Researchers and clinicians have been contacted through personalized invitation emails or personal contacts. Interested PD clinicians and researchers will be initiated via introductory video conference calls covering the nature of GP2 and its goals, benefits of participation, sample and clinical data requirements, and ethical and compliance issues. If required, templates for research protocols, patient information, and consent forms are shared as needed, and assistance is provided for contributors who require help in their ethics application process.

Ethics and consent

In order to participate, each collaborating site has to obtain approval from their local Ethics Committee, which will be reviewed by the Operations and Compliance Working Group (OCWG) of GP2. A list of all participating sites can be found on the GP2 website (https://gp2.org/cohort-dashboard-advanced/). Additionally, sample providers have to share their consent documents which are also reviewed by the OCWG of GP2 to ensure that international sample and data sharing is allowed and that local data sharing restrictions are respected.

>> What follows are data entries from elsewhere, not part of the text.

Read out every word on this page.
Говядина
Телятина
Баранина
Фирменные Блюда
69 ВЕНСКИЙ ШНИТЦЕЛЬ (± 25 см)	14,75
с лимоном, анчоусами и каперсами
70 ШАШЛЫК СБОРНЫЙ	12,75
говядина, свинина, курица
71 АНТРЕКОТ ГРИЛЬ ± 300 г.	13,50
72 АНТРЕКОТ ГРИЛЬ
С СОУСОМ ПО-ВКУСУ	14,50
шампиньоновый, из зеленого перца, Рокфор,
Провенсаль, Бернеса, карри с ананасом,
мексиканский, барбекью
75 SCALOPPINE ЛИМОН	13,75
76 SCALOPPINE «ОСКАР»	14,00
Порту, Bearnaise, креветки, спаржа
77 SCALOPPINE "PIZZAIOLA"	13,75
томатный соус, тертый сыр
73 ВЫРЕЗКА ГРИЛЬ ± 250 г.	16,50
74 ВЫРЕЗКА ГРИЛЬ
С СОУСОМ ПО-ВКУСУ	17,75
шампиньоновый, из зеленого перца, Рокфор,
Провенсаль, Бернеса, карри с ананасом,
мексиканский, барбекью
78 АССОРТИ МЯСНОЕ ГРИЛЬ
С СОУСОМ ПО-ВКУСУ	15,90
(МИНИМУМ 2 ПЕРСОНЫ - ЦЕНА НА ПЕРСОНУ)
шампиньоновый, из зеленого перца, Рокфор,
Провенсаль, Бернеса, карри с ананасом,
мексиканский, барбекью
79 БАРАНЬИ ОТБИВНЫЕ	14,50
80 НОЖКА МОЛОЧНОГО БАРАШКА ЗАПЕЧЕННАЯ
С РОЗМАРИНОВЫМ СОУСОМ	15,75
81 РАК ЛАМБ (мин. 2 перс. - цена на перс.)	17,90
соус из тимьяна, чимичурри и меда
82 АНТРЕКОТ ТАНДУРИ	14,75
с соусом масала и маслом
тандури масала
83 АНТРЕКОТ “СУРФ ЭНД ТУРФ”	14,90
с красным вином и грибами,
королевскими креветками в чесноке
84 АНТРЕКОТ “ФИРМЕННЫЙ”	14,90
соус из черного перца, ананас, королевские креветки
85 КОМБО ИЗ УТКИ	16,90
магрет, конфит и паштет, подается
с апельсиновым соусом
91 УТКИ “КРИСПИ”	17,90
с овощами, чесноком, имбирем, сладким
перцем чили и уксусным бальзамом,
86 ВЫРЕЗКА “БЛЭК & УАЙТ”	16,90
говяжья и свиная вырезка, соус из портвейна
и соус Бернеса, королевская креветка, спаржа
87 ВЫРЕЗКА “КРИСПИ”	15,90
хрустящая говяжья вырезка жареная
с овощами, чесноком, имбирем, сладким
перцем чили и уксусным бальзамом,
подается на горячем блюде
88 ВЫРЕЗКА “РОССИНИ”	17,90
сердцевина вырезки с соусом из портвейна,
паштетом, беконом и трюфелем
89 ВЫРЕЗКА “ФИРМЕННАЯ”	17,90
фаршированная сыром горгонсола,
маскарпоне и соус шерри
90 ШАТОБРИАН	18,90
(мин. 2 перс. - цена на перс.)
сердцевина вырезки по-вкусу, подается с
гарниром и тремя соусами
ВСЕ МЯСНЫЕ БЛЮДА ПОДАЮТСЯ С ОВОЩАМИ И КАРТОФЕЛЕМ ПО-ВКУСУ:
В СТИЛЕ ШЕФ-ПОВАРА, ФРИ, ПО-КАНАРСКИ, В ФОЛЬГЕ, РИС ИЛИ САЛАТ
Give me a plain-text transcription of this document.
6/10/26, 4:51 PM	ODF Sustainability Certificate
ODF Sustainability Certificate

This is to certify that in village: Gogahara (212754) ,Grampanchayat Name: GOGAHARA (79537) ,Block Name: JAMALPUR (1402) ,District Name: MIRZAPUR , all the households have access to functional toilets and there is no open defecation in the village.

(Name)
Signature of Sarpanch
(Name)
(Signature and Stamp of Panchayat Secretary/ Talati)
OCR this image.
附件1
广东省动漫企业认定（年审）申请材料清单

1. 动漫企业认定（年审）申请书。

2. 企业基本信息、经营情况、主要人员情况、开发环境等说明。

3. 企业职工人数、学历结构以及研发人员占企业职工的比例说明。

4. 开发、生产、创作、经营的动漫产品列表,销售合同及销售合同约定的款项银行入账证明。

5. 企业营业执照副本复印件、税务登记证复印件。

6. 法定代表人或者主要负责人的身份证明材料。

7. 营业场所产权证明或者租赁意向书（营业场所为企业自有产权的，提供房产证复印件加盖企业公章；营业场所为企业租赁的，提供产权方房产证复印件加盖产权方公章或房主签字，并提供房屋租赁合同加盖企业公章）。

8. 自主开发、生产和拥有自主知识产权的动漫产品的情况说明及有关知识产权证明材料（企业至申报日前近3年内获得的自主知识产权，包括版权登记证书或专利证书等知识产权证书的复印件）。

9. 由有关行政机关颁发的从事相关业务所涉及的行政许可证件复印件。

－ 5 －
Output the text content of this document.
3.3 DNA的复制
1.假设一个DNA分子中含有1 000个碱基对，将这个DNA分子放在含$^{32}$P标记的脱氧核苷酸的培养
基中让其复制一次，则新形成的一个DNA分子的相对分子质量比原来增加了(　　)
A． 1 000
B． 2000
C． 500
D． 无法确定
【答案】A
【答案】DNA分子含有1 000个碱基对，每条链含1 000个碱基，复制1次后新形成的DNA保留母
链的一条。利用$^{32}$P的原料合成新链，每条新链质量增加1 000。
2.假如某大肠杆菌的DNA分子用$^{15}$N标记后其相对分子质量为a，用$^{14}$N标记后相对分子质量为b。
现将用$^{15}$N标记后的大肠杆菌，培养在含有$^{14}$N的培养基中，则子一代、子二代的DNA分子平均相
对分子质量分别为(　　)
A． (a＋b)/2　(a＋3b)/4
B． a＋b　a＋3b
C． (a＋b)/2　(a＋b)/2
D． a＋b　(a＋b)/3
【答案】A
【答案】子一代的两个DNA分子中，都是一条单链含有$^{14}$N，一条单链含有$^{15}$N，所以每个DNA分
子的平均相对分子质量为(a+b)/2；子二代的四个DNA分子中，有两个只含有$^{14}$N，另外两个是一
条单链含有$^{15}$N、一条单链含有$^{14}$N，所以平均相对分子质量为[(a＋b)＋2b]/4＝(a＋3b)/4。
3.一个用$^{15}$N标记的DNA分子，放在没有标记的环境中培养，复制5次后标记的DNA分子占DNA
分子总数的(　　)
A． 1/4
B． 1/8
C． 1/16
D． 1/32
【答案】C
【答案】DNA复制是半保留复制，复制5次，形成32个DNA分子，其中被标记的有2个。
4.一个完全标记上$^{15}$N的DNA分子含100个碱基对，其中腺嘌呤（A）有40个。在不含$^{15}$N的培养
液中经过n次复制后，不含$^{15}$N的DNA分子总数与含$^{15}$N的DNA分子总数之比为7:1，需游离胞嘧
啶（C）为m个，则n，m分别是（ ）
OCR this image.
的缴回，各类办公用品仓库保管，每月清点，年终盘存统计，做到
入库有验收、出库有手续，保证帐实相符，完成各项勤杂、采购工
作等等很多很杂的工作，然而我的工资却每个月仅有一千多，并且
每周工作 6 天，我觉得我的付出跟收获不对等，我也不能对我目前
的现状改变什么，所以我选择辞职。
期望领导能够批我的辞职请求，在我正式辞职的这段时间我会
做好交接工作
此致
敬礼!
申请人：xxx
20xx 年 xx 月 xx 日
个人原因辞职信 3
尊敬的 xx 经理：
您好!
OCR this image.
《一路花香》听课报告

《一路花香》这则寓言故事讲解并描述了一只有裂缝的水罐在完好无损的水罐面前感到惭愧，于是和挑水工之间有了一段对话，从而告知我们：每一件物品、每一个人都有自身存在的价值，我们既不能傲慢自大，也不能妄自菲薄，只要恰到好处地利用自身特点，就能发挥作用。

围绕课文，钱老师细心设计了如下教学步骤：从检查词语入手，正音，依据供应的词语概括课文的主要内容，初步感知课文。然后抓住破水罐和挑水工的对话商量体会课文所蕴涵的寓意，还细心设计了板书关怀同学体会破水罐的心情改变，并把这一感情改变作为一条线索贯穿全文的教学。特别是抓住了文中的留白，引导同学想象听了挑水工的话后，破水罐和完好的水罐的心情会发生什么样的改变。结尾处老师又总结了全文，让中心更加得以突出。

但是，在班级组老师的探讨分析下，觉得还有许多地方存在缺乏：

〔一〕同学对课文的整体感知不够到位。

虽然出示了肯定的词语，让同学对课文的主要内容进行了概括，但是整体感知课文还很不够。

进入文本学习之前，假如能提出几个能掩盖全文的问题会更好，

Written informed consent is obtained at each individual site according to the local ethics protocol approved by the OCWG. The OCWG also assists in case amendments or revisions are needed, and additional resources are provided online (https://gp2.org/resources/consent-guidelines/) or by working group members if needed.

Detailed information can also be found on the GP2 (https://gp2.org) and the Monogenic Network (https://monogenic.gp2.org/index.html) website.

Sample requirements and preparation

The Monogenic Network accepts three different sample types:

  1. 1.

    The preferred sample type is high-quality genomic DNA from blood (alternatively from saliva)

  • Required volume: >60 µl

  • Required concentration: >50 ng/µl (in TE buffer)

  • Quality: OD 260/280 nm: ~1.8

Shipping Instructions: submit sample in a clearly 9abelled 1.5–2.0 ml microcentrifuge tube sealed with parafilm tightly. Place sealed microcentrifuge tubes in a 50 ml disposable screw cap tube or a small solid box for additional insulation during shipment.

  1. 2.

    Alternatively, fresh ~10 ml EDTA blood.

    Collecting and shipping instructions: the tubes should be filled properly, inverted (not shaken) 10 times carefully. After collection, the tubes should be kept at 4 °C (do not freeze) and sent off as soon as possible. Place the EDTA tube in a 50 ml disposable screw cap tube or a small solid box for additional insulation during shipment. To prevent the EDTA tube from moving during shipment, fill any remaining space in the 50 ml tube or box with clean tissue paper or bubble wrap before sealing.

  2. 3.

    If you neither have isolated DNA nor can freshly collect a sample, we can also accept (although not preferred) frozen EDTA blood (~5 ml) or a frozen saliva sample. In this case, the blood or saliva has to be shipped on dry ice.

Shipping Instructions: Place the frozen EDTA/saliva tube in a 50 ml precooled, disposable screw cap tube or a small solid box for additional insulation during shipment.

Every DNA sample that is shared with the Monogenic Hub undergoes quality control. If samples do not meet the criteria, they are adjusted accordingly by either sample dilution with high-performance liquid chromatography (HPLC) water or by sample concentration by evaporation using a thermoshaker at 55 °C. Quality is checked with a spectrophotometer (NanodropTM1000 Spectrophotometer). When whole blood or saliva is submitted, DNA extraction is performed following standard techniques. For DNA extraction from whole blood (fresh or frozen), the Roche High Pure Viral Nucleic Acid Large Volume Kit is used, and for frozen saliva, the Norgen Saliva DNA Isolation Kit is used. In addition, an extraction machine, AGFSTAR (AutoGen), is used for large amounts of either fresh or frozen blood, together with the FlexiGene DNA extraction Kit (Qiagen). After sample preparation, DNA samples are pipetted into tubes and sent for NBA genotyping and/or WGS.